Indian Catholic: Homosexuality Can Be Reversed

A Catholic Church leader has come out firmly against the Delhi High Court's gay-affirming decision.

Responding to the controversial legalization of homosexuality, the Catholic Bishops' Conference of India (CBCI) on Friday said homosexual acts are immoral and should not be licensed.

Cardinal Varkey Vithayathil, president of the CBCI, in a statement warned that the government legalizing homosexuality must not be construed as declaring homosexual behavior as "morally permissible."

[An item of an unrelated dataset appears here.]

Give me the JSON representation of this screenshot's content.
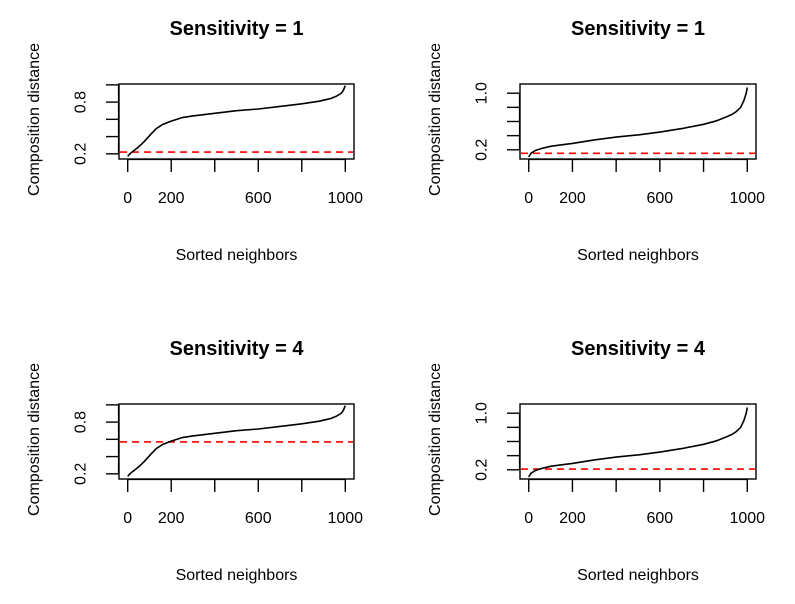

The "government should not give the impression that homosexuality is licensed," he said.

"Giving the impression that homosexuality is moral will bring in sexual anarchy including child abuse in society. The Indian culture which is founded on self-discipline and asceticism should not be allowed to disintegrate by opening the doors to sexual licentiousness which is already rampant in our consumer culture," Cardinal Vithayathil, who is also Major Archbishop of Syro-Malabar Church, warned.

Last Thursday, the Delhi High Court made a landmark ruling, declaring that homosexual sex between consenting adults is not a crime. The decision applies only in New Delhi.

Vithayathil acknowledged that certain individuals may be attracted to someone of the same sex because of "circumstances" or by "birth," but he stressed that homosexuality is a "pathological condition that can be reversed by therapeutic methods."

He said the society at large with the help of religions and governments must help homosexuals to bring themselves back into their normalcy and integrate themselves into family life.

"Homosexuals should not be hated or ostracized from the community or family, simply because they have such tendency," he cautioned.

But he noted that "this does not that mean homosexual acts are moral; these acts are intrinsically evil."

"The so-called same sex marriage is immoral in any context," he continued. "There is not even sex act or marriage in it. Homosexual right is a misnomer, just as there is no right for the minority of people who are kleptomaniacs or serial killers who they say are have innate tendencies to steal or kill."

Other religious groups across India have also openly condemned the high court's ruling.